The collection has the following key characteristics:
1. Name: `"Animals"`
2. Vectorizer: `multi2vec-clip`
3. Image property: `"image"` - Weaviate will use values in "image" property to generate vectors. Note, you can call it anything you want.

In [None]:
# Delete the collection if it exists.
# Note you should skip this step if you don't want to reimport the data every time.
if client.schema.exists("Animals"):
    client.schema.delete_class("Animals")

animals = {
    "classes": [
        {
            "class": "Animals",
            "vectorizer": "multi2vec-clip",
            "moduleConfig": {
                "multi2vec-clip": {
                    "textFields": ["name"],
                    "imageFields": ["image"],
                    "weights": {
                        "textFields": [0], # ignore text in the search
                        "imageFields": [1], # focus search on images
                    }
                }
            },
        }
    ]
}

client.schema.create(animals)
print("Successfully created Animals collection.")

### Import Images
For every object, we will store:
* `name` - the file name 
* `path` - path to the file, so that we could display returned images at query time.
* `image` - a base64 representation of the image file, Weaviate will use it to generate a vector - see `imageFields`.

In [None]:

import base64

# Helper function to convert a file to base64 representation
def toBase64(path):
    with open(path, 'rb') as file:
        return base64.b64encode(file.read()).decode('utf-8')

In [None]:
# List of source images 
source = ["cat1.jpg", "cat2.jpg", "cat3.jpg",
          "dog1.jpg", "dog2.jpg", "dog3.jpg",
          "meerkat1.jpg", "meerkat2.jpg", "meerkat3.jpg"]

client.batch.configure(batch_size=3)  # Load images in batches of 3
with client.batch as batch:

    for name in source:
        print(f"Adding {name}")

        # Build the path to the image file
        path = "./source/image/" + name

        # Object to store in Weaviate
        properties = {
            "name": name,
            "path": path,
            "image": toBase64(path), # Weaviate will use the base64 representation of the file to generate a vector.
        }

        # Add the object to Weaviate
        client.batch.add_data_object(properties, "Animals")

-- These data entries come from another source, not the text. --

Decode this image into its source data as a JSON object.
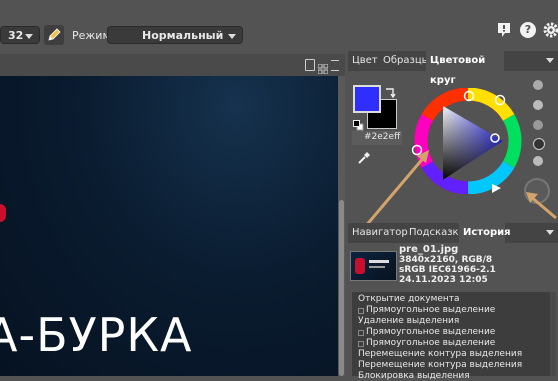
{
  "toolbar": {
    "size_value": "32",
    "mode_label": "Режим:",
    "mode_value": "Нормальный"
  },
  "panels": {
    "color_tabs": [
      "Цвет",
      "Образцы",
      "Цветовой круг"
    ],
    "hex_value": "#2e2eff",
    "foreground_color": "#2e2eff",
    "background_color": "#000000",
    "lower_tabs": [
      "Навигатор",
      "Подсказка",
      "История"
    ]
  },
  "history": {
    "file_name": "pre_01.jpg",
    "file_dims": "3840x2160, RGB/8",
    "file_profile": "sRGB IEC61966-2.1",
    "file_date": "24.11.2023 12:05",
    "items": [
      "Открытие документа",
      "Прямоугольное выделение",
      "Удаление выделения",
      "Прямоугольное выделение",
      "Прямоугольное выделение",
      "Перемещение контура выделения",
      "Перемещение контура выделения",
      "Блокировка выделения"
    ]
  },
  "document": {
    "headline": "А-БУРКА"
  }
}
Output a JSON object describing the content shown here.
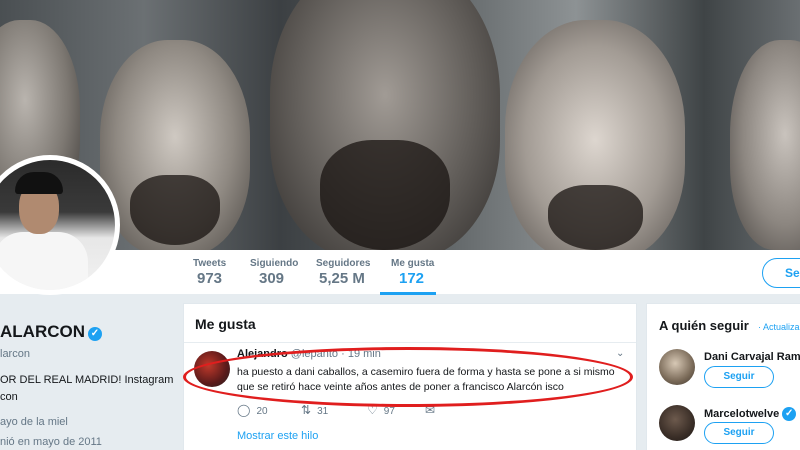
{
  "nav": {
    "stats": [
      {
        "label": "Tweets",
        "value": "973"
      },
      {
        "label": "Siguiendo",
        "value": "309"
      },
      {
        "label": "Seguidores",
        "value": "5,25 M"
      },
      {
        "label": "Me gusta",
        "value": "172"
      }
    ],
    "follow_label": "Seg"
  },
  "profile": {
    "name": "ALARCON",
    "handle": "larcon",
    "bio_line1": "OR DEL REAL MADRID! Instagram",
    "bio_line2": "con",
    "birthday": "ayo de la miel",
    "joined": "nió en mayo de 2011"
  },
  "likes": {
    "title": "Me gusta",
    "tweet": {
      "name": "Alejandro",
      "handle": "@lepanto",
      "time": "· 19 min",
      "text": "ha puesto a dani caballos, a casemiro fuera de forma y hasta se pone a si mismo que se retiró hace veinte años antes de poner a francisco Alarcón isco",
      "replies": "20",
      "retweets": "31",
      "likes": "97",
      "show_thread": "Mostrar este hilo"
    }
  },
  "who_to_follow": {
    "title": "A quién seguir",
    "update": "· Actualizar",
    "suggestions": [
      {
        "name": "Dani Carvajal Ramo",
        "button": "Seguir"
      },
      {
        "name": "Marcelotwelve",
        "button": "Seguir"
      }
    ]
  },
  "colors": {
    "accent": "#1da1f2",
    "highlight_oval": "#e01e1e"
  }
}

### Check number of objects in the Animals collection

In [None]:
# Display the number of objects in the Animals collection
client.query.aggregate("Animals").with_meta_count().do()

## Query examples

In [299]:
# Helper functions to display results
import json
from IPython.display import Image

def json_print(data):
    print(json.dumps(data, indent=2))

def display_image(path):
    display(Image(path))

### Text to Image search

In [None]:
# Search for images with "dog", "dog with glasses", "dog with a sign"
response = (
    client.query
    .get("Animals", "name path")
    .with_near_text(
        {"concepts": "dog"}
        # {"concepts": "dog with glasses"}
        # {"concepts": "dog with a sign"}
    )
    .with_limit(3)
    .do()
)

# Print results
result = response["data"]["Get"]["Animals"]
json_print(result)

# Display the first image
display_image(result[0]["path"])

### Image to Image search

In [None]:
# Search for images that are similar to the provided image of test-meerkat, test-dog, test-cat
response = (
    client.query
    .get("Animals", "name path")
    .with_near_image(
        {"image": "./test/test-meerkat.jpg"}, # Use file path as the input for the query
        # {"image": "./test/test-dog.jpg"}, # Use file path as the input for the query
        # {"image": "./test/test-cat.jpg"}, # Use file path as the input for the query
    )
    .with_limit(3)
    .do()
)

# Print results
result = response["data"]["Get"]["Animals"]
json_print(result)

# Display the first image
display_image(result[0]["path"])